Why it’s best for Philippine leader Rodrigo Duterte to avoid aligning either with China or the US
The Philippine president can most advantageously advance his country’s national interest by adopting an ‘equilateral balancing strategy’, Richard Heydarian writes
Philippine President Rodrigo Duterte often fancies himself as the reincarnation of mid-20th century titans of the so-called Non-Aligned Movement. In this sense, Duterte is out of touch with his times, yet also unique and captivating in the context of a country which has been in the shadow of America for the past century.

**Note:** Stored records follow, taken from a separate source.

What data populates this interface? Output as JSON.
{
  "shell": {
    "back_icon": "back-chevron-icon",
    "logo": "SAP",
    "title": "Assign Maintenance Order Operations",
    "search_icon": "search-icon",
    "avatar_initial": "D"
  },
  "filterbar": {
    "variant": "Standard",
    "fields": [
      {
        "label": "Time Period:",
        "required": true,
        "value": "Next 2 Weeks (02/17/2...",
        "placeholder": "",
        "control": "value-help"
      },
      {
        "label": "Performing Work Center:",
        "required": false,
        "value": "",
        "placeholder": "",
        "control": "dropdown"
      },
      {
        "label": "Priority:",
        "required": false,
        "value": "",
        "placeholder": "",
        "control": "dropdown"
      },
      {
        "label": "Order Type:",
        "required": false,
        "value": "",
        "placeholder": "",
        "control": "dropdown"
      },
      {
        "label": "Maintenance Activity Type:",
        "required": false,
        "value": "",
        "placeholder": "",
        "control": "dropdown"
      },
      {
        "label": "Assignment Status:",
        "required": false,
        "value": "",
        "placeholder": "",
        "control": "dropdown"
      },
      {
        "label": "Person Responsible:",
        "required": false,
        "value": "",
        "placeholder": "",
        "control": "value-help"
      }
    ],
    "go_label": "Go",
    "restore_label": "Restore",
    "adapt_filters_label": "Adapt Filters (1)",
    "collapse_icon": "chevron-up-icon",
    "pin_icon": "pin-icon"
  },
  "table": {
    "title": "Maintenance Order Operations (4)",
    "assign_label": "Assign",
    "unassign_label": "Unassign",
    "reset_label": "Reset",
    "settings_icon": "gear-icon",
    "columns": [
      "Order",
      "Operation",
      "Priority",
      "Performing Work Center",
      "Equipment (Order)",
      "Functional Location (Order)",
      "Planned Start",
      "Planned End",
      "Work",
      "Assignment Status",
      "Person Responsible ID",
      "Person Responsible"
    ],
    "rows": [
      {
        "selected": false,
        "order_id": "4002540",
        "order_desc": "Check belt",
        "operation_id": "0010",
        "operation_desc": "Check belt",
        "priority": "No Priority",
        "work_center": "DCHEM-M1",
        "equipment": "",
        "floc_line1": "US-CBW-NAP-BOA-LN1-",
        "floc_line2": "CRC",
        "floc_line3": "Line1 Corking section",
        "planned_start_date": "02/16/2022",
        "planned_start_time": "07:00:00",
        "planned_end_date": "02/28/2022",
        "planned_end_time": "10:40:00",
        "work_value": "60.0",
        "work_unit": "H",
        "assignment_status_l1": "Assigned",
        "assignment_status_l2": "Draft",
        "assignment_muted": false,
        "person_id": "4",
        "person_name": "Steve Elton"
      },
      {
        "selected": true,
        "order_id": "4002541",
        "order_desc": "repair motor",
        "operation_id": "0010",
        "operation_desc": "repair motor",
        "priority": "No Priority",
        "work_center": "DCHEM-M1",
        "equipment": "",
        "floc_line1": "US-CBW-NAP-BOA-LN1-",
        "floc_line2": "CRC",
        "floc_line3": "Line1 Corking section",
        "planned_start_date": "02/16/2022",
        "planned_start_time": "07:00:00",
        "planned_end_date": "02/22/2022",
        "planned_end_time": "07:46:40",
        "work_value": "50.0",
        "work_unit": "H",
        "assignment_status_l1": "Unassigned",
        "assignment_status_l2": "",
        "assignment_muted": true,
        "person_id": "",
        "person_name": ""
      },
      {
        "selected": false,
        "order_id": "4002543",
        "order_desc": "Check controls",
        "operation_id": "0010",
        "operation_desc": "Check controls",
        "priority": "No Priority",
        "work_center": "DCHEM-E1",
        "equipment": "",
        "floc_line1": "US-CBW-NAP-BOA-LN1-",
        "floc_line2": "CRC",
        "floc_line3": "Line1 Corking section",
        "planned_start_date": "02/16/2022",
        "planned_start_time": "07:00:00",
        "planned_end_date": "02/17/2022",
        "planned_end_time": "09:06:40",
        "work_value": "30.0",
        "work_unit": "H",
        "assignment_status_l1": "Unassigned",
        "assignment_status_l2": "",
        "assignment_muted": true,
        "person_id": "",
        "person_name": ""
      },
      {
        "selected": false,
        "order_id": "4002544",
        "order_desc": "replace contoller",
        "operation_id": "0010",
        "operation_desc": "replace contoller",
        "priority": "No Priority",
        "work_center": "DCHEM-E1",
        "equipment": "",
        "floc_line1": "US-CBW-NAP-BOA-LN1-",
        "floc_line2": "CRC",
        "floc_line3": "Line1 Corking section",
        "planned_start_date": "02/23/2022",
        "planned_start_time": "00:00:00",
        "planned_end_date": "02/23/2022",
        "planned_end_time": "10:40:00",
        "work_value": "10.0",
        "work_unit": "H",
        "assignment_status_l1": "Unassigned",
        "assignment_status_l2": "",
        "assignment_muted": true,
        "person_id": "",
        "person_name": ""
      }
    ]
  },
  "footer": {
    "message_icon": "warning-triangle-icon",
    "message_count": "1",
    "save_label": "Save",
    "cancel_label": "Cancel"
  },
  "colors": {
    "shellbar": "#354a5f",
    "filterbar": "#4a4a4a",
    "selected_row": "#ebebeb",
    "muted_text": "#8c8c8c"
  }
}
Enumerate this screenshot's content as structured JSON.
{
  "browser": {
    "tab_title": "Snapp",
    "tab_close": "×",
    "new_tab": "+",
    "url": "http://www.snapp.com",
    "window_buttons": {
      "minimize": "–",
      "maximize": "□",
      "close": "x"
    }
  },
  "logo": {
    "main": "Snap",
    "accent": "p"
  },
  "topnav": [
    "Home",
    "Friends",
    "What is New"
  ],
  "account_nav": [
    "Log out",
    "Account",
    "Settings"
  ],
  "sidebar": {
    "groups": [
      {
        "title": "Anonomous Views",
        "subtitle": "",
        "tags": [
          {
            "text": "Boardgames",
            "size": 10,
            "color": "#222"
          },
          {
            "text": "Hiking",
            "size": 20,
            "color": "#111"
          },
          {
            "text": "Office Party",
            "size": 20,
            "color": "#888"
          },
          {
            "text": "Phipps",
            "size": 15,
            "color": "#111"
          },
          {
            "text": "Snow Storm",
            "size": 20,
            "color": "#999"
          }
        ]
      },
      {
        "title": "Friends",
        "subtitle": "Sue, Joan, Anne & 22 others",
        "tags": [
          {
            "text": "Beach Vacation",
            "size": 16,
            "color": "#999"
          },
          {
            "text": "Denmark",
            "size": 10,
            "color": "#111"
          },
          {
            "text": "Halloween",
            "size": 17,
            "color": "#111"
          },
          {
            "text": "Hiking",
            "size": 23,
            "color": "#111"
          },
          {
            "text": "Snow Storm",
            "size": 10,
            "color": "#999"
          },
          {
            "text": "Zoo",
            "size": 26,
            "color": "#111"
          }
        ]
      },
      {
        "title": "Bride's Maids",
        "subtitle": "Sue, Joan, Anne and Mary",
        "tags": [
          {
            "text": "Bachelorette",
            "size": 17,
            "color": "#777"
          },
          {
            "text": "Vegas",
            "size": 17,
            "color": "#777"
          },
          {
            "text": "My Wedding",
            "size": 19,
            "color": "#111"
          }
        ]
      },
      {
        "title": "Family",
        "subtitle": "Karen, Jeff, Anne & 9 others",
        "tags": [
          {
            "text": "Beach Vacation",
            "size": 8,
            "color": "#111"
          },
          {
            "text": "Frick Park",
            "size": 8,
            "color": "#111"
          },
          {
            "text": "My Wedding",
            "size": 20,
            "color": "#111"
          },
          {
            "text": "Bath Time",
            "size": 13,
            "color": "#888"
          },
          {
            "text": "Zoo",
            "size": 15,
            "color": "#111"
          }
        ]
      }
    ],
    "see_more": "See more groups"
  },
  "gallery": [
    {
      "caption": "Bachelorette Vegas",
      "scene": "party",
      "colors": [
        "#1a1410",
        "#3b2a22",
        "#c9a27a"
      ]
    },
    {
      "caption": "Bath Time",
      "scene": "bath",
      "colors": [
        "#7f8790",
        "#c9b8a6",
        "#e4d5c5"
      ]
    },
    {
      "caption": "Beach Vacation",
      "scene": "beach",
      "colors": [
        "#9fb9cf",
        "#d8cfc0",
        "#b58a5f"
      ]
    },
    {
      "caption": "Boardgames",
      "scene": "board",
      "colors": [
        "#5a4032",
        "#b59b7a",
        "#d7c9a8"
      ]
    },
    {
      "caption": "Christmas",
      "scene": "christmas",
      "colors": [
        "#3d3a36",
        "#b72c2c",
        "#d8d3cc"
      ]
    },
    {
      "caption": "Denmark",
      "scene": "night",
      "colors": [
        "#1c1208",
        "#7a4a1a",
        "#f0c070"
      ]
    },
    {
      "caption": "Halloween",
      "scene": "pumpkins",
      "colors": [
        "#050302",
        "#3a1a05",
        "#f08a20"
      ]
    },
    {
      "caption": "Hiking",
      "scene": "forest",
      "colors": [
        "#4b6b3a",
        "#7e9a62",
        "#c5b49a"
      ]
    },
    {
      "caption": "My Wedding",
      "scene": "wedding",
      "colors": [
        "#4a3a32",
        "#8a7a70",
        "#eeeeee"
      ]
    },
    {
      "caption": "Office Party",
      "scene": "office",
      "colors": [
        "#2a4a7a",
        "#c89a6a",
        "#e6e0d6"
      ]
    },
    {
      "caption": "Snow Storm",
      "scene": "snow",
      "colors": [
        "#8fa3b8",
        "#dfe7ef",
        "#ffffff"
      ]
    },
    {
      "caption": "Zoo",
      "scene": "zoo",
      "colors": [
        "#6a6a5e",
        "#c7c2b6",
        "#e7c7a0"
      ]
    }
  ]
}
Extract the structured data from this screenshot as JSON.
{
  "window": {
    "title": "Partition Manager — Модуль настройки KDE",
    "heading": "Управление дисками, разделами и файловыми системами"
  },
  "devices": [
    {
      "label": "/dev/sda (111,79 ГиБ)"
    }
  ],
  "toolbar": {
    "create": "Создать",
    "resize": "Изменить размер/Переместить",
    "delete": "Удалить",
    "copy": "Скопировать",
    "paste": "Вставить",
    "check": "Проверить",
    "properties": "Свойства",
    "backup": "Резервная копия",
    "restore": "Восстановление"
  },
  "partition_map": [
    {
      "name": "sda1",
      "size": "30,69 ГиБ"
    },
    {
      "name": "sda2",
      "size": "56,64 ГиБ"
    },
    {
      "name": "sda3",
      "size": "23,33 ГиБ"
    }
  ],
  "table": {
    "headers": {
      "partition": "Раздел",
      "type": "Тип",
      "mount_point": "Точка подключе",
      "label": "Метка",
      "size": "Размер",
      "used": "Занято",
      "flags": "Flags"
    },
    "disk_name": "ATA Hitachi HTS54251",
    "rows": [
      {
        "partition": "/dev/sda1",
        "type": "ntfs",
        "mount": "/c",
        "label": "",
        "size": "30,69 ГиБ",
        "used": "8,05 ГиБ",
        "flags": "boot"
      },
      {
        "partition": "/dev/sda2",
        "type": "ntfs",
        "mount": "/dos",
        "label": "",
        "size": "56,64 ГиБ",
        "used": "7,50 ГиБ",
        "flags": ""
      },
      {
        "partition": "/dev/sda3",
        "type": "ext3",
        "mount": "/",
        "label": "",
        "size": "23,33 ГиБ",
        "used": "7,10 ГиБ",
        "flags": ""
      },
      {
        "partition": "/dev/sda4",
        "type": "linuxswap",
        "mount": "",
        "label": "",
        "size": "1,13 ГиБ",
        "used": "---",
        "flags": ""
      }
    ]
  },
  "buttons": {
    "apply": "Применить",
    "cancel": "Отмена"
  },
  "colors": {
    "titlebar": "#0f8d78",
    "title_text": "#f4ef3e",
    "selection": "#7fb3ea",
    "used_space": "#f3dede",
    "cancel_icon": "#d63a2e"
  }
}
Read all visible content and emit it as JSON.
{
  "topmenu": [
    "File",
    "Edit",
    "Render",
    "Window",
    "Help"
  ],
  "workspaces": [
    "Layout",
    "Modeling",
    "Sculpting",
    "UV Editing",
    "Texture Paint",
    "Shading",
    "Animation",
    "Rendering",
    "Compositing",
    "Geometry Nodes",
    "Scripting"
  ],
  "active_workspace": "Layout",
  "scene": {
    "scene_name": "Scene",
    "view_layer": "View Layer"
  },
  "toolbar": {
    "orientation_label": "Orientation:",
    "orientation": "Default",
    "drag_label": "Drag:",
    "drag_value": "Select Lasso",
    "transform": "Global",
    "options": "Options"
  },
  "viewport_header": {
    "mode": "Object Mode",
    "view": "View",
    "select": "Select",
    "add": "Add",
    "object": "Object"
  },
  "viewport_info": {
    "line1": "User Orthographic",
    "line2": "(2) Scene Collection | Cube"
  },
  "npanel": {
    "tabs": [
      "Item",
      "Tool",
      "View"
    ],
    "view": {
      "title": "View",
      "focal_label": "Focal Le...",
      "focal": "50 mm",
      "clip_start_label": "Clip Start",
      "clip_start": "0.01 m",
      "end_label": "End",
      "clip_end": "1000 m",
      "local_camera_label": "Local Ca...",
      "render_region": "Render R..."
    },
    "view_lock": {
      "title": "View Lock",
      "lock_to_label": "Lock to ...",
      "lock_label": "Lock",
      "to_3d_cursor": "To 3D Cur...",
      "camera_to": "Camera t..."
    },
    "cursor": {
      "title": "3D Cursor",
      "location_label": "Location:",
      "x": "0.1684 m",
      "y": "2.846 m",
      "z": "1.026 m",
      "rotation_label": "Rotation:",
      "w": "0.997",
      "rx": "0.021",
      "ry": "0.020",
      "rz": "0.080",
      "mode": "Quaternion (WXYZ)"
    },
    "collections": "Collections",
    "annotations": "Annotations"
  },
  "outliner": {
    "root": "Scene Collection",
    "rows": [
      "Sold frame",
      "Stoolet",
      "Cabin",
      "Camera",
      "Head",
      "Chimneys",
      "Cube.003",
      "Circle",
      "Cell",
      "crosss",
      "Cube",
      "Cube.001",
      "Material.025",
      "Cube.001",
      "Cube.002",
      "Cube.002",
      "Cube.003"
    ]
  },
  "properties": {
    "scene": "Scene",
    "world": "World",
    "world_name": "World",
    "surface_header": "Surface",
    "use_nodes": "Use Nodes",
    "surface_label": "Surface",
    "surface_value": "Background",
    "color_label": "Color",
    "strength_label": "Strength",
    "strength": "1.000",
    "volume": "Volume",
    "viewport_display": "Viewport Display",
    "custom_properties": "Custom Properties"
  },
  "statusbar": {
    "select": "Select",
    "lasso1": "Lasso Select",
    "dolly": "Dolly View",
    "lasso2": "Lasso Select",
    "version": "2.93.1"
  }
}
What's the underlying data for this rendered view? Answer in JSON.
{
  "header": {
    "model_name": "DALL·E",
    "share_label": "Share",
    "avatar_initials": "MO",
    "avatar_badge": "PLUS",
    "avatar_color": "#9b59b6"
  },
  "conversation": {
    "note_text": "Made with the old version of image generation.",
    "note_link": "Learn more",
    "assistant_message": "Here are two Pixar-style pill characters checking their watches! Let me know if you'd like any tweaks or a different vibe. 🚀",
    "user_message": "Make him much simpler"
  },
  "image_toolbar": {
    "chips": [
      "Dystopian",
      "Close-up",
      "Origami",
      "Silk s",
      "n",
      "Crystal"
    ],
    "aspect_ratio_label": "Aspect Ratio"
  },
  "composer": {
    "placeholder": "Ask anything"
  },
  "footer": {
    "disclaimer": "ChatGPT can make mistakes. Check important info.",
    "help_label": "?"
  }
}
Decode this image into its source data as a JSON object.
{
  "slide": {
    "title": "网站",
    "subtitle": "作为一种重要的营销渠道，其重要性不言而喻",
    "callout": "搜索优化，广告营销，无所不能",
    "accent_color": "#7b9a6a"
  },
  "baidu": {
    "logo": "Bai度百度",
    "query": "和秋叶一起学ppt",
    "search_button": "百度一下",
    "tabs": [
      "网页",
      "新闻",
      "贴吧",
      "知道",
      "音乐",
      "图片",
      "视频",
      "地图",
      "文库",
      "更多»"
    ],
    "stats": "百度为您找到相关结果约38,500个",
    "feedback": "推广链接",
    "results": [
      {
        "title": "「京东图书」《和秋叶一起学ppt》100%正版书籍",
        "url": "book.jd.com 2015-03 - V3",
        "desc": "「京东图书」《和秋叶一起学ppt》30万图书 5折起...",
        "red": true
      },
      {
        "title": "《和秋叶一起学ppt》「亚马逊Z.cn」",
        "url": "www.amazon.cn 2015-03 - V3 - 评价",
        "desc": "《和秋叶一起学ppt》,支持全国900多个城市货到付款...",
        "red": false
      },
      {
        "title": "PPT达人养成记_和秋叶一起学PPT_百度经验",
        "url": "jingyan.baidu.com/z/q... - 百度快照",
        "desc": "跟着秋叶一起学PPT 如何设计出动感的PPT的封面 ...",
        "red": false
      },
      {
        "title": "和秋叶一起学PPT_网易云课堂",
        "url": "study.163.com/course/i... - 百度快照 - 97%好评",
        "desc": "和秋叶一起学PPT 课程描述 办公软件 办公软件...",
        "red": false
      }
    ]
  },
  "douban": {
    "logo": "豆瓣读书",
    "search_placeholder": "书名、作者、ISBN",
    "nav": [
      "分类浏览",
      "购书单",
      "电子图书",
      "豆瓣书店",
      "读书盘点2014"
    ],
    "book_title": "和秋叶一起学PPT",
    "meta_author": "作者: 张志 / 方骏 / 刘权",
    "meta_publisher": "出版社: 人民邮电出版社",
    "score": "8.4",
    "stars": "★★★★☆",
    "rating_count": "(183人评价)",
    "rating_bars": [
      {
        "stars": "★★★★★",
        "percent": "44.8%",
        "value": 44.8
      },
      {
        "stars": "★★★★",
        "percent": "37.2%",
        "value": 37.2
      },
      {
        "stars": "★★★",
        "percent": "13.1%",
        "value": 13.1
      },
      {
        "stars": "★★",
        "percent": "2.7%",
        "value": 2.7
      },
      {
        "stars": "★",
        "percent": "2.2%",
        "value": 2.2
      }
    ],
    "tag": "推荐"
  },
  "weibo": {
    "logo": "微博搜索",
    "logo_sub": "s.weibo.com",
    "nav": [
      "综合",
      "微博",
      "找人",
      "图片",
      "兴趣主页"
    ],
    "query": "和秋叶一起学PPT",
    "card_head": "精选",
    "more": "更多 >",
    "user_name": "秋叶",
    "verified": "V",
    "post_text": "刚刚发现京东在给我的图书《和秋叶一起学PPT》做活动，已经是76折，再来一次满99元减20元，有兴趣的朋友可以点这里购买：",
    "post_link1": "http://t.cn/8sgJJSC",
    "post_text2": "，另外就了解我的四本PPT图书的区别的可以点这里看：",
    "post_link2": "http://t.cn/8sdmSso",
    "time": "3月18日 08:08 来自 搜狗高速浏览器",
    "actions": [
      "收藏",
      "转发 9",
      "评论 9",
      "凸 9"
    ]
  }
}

In reorienting his country’s strategic orientation, however, Duterte risks provoking a backlash at home, where most people still prefer the comfort of old alliances over an untested dalliance with China.
As Duterte enters his third year in office, the Philippine defence and foreign policy is still torn between competing narratives of national dignity and interest.
In a Nehruvian fashion, Duterte dedicated a significant portion of his second State of the Nation Address to extolling the virtues of an “independent” foreign policy.
As the harbinger of a new era in Philippine foreign policy, Duterte argued, he will “pursue good relations with all nations anchored on an independent foreign policy”, following “basic tenets of sovereign equality, mutual respect and non-interference”.
He reassured the Filipino people that he “will uphold and promote our national interests in the international community” through strengthening and seeking partnerships with “those who share our values”.
The Philippine president never clarified what, exactly, he meant by “our values”; yet the common thread in his pronouncements was the principle of “non-interference”.
To Duterte, what counts above all in matters of external relations is unreserved recognition of his mandate to govern his nation as he pleases. In short, he wants to engage the world, but on his own terms, including vis-à-vis the superpowers of the East and West.
And it was precisely within this context that he has recalibrated the Philippines’ relations with America and China. Of all the nations in the world, he has singled out China in the most flattering way possible, while reserving cuss-laden sentences for traditional allies in the West.
In his speech, Duterte celebrated the cultivation of “warmer relations with China through bilateral dialogues”, which have, according to him, led to an “easing of tensions between the two countries and [an] improved negotiating environment” in the disputed waters of the South China Sea.
Soon afterward, however, he unleashed a flurry of abusive language and criticism against both the US and the European Union, accusing them of interfering in the Philippines’ domestic affairs. In particular, he has been incensed by their criticism of his scorched-earth drug war, which has reportedly led to the death of thousands of suspected drug dealers.
To him, the West has committed the unforgivable sin of disrespecting his democratic mandate to govern the Philippines according to his law and order agenda, which remains popular among large sections of the society.
In a major break with practically all of his predecessors, who largely treated America with deference and respect, Duterte reached far into the past to paint the country’s sole treaty ally as a historical aggressor and brutal occupier.
Duterte reminded the Filipino people about their forgotten early-20th century revolution against America, which often resorted to brutally massacring indigenous resistance movements.
The speech was poignantly instructive, precisely because it provided the best insight into Duterte’s strategic mindset. Above all principles, “non-interference” is his most sacred priority.
And it’s precisely within this context that one should understand Duterte’s professed “love” for Chinese leaders, his portrayal of Beijing as his personal “protector”, and his controversial quip about the Philippines becoming a Chinese “province”.
Unlike the West, which has repeatedly criticised Duterte’s foreign policy, China has offered full diplomatic and logistical support to Duterte’s drug war.
In multilateral forums, China has repeatedly called on the international community not to interfere in the Philippines’ domestic affairs, while building drug rehabilitation centres in the country.
In exchange, a grateful Duterte has refused to raise the Philippines’ arbitration award against China in international gatherings, enjoining smaller nations to be “meek” and “humble” in exchange for Beijing’s “mercy”.
He has also dismissed domestic criticism of China’s rapid reclamation of and militarisation in Philippine-claimed land features in the South China Sea. Yet, Duterte’s dalliance with China is a risky affair, which may undercut his domestic base down the road.
Perhaps the experience of Indonesia’s Sukarno, the founding father of the Non-Aligned Movement, is instructive. As the Indonesian strongman stepped up his strategic flirtation with China at the height of the cold war, his armed forces gravitated towards the US. The upshot was his removal from office amid intensified domestic political tensions and ideological battles.
Duterte remains a highly popular leader who still enjoys the support of most Filipinos. Yet he can’t ignore the sentiments of his people and defence establishment, which remain wary of Chinese intentions.
Thus, it’s best if he instead adopts an equilateral balancing strategy, aligning with neither China nor America, while advancing his country’s national interest.